Demanding Classrooms, Challenging Decisions
Classrooms today are demanding communities. They’re characterized by wide cultural, language, academic and attitudinal differences. Teachers need to respond to a continual flow of decisions related to their instructional practice and the learning of their students while attending to these wide differences.
This is not simple and it involves a professional sophistication that can easily be overlooked since decisions are layered and often filled with conflicting priorities. If teachers choose to challenge students who are highly capable will they then frustrate students who are struggling due to learning difficulties? If classroom time is spent preparing students for required standardized tests, must some areas of the curriculum be minimized?

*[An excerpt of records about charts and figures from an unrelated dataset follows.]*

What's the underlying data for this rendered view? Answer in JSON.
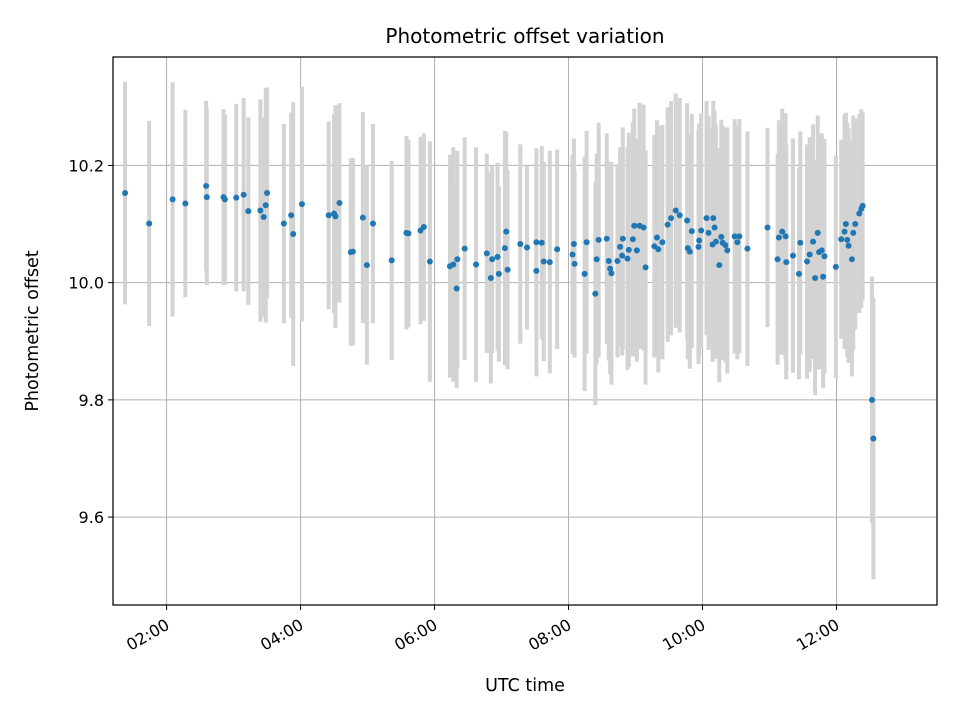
{
  "chart_data": {
    "type": "scatter",
    "title": "Photometric offset variation",
    "xlabel": "UTC time",
    "ylabel": "Photometric offset",
    "x_unit": "hours (UTC)",
    "xlim": [
      1.2,
      13.5
    ],
    "ylim": [
      9.45,
      10.385
    ],
    "grid": true,
    "x_ticks": [
      {
        "value": 2,
        "label": "02:00"
      },
      {
        "value": 4,
        "label": "04:00"
      },
      {
        "value": 6,
        "label": "06:00"
      },
      {
        "value": 8,
        "label": "08:00"
      },
      {
        "value": 10,
        "label": "10:00"
      },
      {
        "value": 12,
        "label": "12:00"
      }
    ],
    "y_ticks": [
      {
        "value": 9.6,
        "label": "9.6"
      },
      {
        "value": 9.8,
        "label": "9.8"
      },
      {
        "value": 10.0,
        "label": "10.0"
      },
      {
        "value": 10.2,
        "label": "10.2"
      }
    ],
    "marker_color": "#1f77b4",
    "errorbar_color": "#d3d3d3",
    "points": [
      [
        1.38,
        10.153,
        0.19
      ],
      [
        1.74,
        10.101,
        0.175
      ],
      [
        2.09,
        10.142,
        0.2
      ],
      [
        2.28,
        10.135,
        0.16
      ],
      [
        2.59,
        10.165,
        0.145
      ],
      [
        2.6,
        10.146,
        0.15
      ],
      [
        2.85,
        10.146,
        0.15
      ],
      [
        2.87,
        10.142,
        0.145
      ],
      [
        3.04,
        10.145,
        0.16
      ],
      [
        3.15,
        10.15,
        0.165
      ],
      [
        3.22,
        10.122,
        0.16
      ],
      [
        3.4,
        10.123,
        0.19
      ],
      [
        3.45,
        10.112,
        0.17
      ],
      [
        3.48,
        10.132,
        0.2
      ],
      [
        3.5,
        10.153,
        0.18
      ],
      [
        3.75,
        10.101,
        0.17
      ],
      [
        3.86,
        10.115,
        0.175
      ],
      [
        3.89,
        10.083,
        0.225
      ],
      [
        4.02,
        10.134,
        0.2
      ],
      [
        4.42,
        10.115,
        0.16
      ],
      [
        4.5,
        10.118,
        0.17
      ],
      [
        4.52,
        10.113,
        0.19
      ],
      [
        4.58,
        10.136,
        0.17
      ],
      [
        4.75,
        10.052,
        0.16
      ],
      [
        4.78,
        10.053,
        0.16
      ],
      [
        4.93,
        10.111,
        0.18
      ],
      [
        4.99,
        10.03,
        0.17
      ],
      [
        5.08,
        10.101,
        0.17
      ],
      [
        5.36,
        10.038,
        0.17
      ],
      [
        5.58,
        10.085,
        0.165
      ],
      [
        5.61,
        10.084,
        0.16
      ],
      [
        5.79,
        10.089,
        0.16
      ],
      [
        5.84,
        10.095,
        0.16
      ],
      [
        5.93,
        10.036,
        0.205
      ],
      [
        6.23,
        10.028,
        0.19
      ],
      [
        6.28,
        10.031,
        0.2
      ],
      [
        6.34,
        10.04,
        0.185
      ],
      [
        6.33,
        9.99,
        0.17
      ],
      [
        6.45,
        10.058,
        0.19
      ],
      [
        6.62,
        10.031,
        0.2
      ],
      [
        6.78,
        10.05,
        0.17
      ],
      [
        6.84,
        10.008,
        0.18
      ],
      [
        6.86,
        10.04,
        0.16
      ],
      [
        6.94,
        10.044,
        0.16
      ],
      [
        6.96,
        10.015,
        0.15
      ],
      [
        7.05,
        10.059,
        0.2
      ],
      [
        7.07,
        10.087,
        0.17
      ],
      [
        7.09,
        10.022,
        0.17
      ],
      [
        7.28,
        10.066,
        0.17
      ],
      [
        7.38,
        10.06,
        0.14
      ],
      [
        7.52,
        10.069,
        0.16
      ],
      [
        7.52,
        10.02,
        0.18
      ],
      [
        7.6,
        10.068,
        0.165
      ],
      [
        7.63,
        10.036,
        0.17
      ],
      [
        7.72,
        10.035,
        0.19
      ],
      [
        7.83,
        10.057,
        0.17
      ],
      [
        8.06,
        10.048,
        0.17
      ],
      [
        8.09,
        10.032,
        0.16
      ],
      [
        8.08,
        10.066,
        0.18
      ],
      [
        8.24,
        10.015,
        0.2
      ],
      [
        8.27,
        10.069,
        0.19
      ],
      [
        8.4,
        9.981,
        0.19
      ],
      [
        8.42,
        10.04,
        0.18
      ],
      [
        8.45,
        10.073,
        0.2
      ],
      [
        8.57,
        10.075,
        0.18
      ],
      [
        8.6,
        10.037,
        0.17
      ],
      [
        8.62,
        10.024,
        0.18
      ],
      [
        8.64,
        10.016,
        0.19
      ],
      [
        8.73,
        10.037,
        0.165
      ],
      [
        8.77,
        10.061,
        0.17
      ],
      [
        8.8,
        10.046,
        0.17
      ],
      [
        8.81,
        10.075,
        0.19
      ],
      [
        8.88,
        10.041,
        0.19
      ],
      [
        8.9,
        10.056,
        0.2
      ],
      [
        8.96,
        10.074,
        0.2
      ],
      [
        8.98,
        10.097,
        0.2
      ],
      [
        9.02,
        10.055,
        0.19
      ],
      [
        9.06,
        10.097,
        0.21
      ],
      [
        9.12,
        10.094,
        0.21
      ],
      [
        9.15,
        10.026,
        0.2
      ],
      [
        9.28,
        10.062,
        0.19
      ],
      [
        9.32,
        10.077,
        0.2
      ],
      [
        9.34,
        10.057,
        0.21
      ],
      [
        9.4,
        10.069,
        0.2
      ],
      [
        9.48,
        10.099,
        0.2
      ],
      [
        9.53,
        10.11,
        0.2
      ],
      [
        9.6,
        10.123,
        0.2
      ],
      [
        9.66,
        10.115,
        0.2
      ],
      [
        9.77,
        10.106,
        0.2
      ],
      [
        9.78,
        10.059,
        0.19
      ],
      [
        9.81,
        10.053,
        0.2
      ],
      [
        9.84,
        10.088,
        0.2
      ],
      [
        9.94,
        10.061,
        0.2
      ],
      [
        9.95,
        10.072,
        0.2
      ],
      [
        9.98,
        10.089,
        0.2
      ],
      [
        10.06,
        10.11,
        0.2
      ],
      [
        10.09,
        10.085,
        0.2
      ],
      [
        10.15,
        10.065,
        0.2
      ],
      [
        10.16,
        10.11,
        0.2
      ],
      [
        10.18,
        10.094,
        0.2
      ],
      [
        10.2,
        10.07,
        0.2
      ],
      [
        10.25,
        10.03,
        0.2
      ],
      [
        10.28,
        10.078,
        0.2
      ],
      [
        10.3,
        10.068,
        0.2
      ],
      [
        10.34,
        10.064,
        0.2
      ],
      [
        10.37,
        10.055,
        0.21
      ],
      [
        10.48,
        10.079,
        0.2
      ],
      [
        10.52,
        10.069,
        0.2
      ],
      [
        10.55,
        10.079,
        0.2
      ],
      [
        10.67,
        10.058,
        0.2
      ],
      [
        10.97,
        10.094,
        0.17
      ],
      [
        11.12,
        10.04,
        0.18
      ],
      [
        11.14,
        10.077,
        0.2
      ],
      [
        11.19,
        10.087,
        0.21
      ],
      [
        11.24,
        10.079,
        0.21
      ],
      [
        11.25,
        10.035,
        0.2
      ],
      [
        11.35,
        10.046,
        0.2
      ],
      [
        11.44,
        10.015,
        0.18
      ],
      [
        11.46,
        10.068,
        0.19
      ],
      [
        11.56,
        10.036,
        0.2
      ],
      [
        11.6,
        10.048,
        0.2
      ],
      [
        11.65,
        10.07,
        0.2
      ],
      [
        11.68,
        10.008,
        0.2
      ],
      [
        11.72,
        10.085,
        0.2
      ],
      [
        11.74,
        10.052,
        0.2
      ],
      [
        11.78,
        10.055,
        0.2
      ],
      [
        11.8,
        10.01,
        0.19
      ],
      [
        11.82,
        10.045,
        0.2
      ],
      [
        11.99,
        10.027,
        0.19
      ],
      [
        12.07,
        10.074,
        0.17
      ],
      [
        12.12,
        10.087,
        0.2
      ],
      [
        12.14,
        10.1,
        0.19
      ],
      [
        12.16,
        10.073,
        0.2
      ],
      [
        12.18,
        10.063,
        0.2
      ],
      [
        12.23,
        10.04,
        0.2
      ],
      [
        12.25,
        10.085,
        0.2
      ],
      [
        12.28,
        10.1,
        0.18
      ],
      [
        12.34,
        10.118,
        0.17
      ],
      [
        12.37,
        10.126,
        0.17
      ],
      [
        12.39,
        10.131,
        0.16
      ],
      [
        12.53,
        9.8,
        0.21
      ],
      [
        12.55,
        9.734,
        0.24
      ]
    ]
  }
}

Decisions by nature involve judgment that is grounded in values and attitudes. However, decisions without action are ineffective. A major task of teacher preparation is to enable beginning teachers to develop the knowledge, skills and attitudes that allow them to make well-informed decisions and to act on their convictions. This is a great privilege and ongoing challenge within the Christian college context where the development of biblical worldview and professional decision making are interwoven. Teachers who take professional action based on their biblical worldview are able to do so with deep and well-founded commitments. For example:
- When teachers respect and value every child because they understand that a loving God created each individual, it enables them to advocate for the children in a highly committed fashion.
- When teachers value justice ecause it reflects the character of God described in Scripture and modeled by Christ, they are able to engage in teaching actions that reflect a deep sense of justice and a commitment to serve the underserved.
- When teachers understand and experience grace as taught in Scripture, they are able to extend that grace to those who hold differing viewpoints,values and attitudes and focus on extending the love of a redemptive God to those around them.
Christian Higher Education Adds Level of Preparation
At Northwestern, teacher education goes beyond the standard expectations of preparation programs to bring a deep sense of inspired calling to the task of teaching. I hold great hope for the future of education due to the high quality of new teaching professionals that are entering the field through Christian higher education. They are academically some of the highest performing students on our campuses, deeply committed to their calling, and empowered through their biblical worldview to make a difference for Christ and His Kingdom.
I am highly encouraged as I think of the yellow bus I encountered that morning since I know that in hundreds of classrooms around the world University of Northwestern alumni—who understand a biblical worldview and are committed to professional excellence—are ready to act on their convictions!
Susan E. Johnson, Ph.D., is chair of the Department of Education at University of Northwestern. Her specialty areas include elementary mathematics, preparation of elementary mathematics teachers, curriculum and instruction, teacher education assessment and accreditation.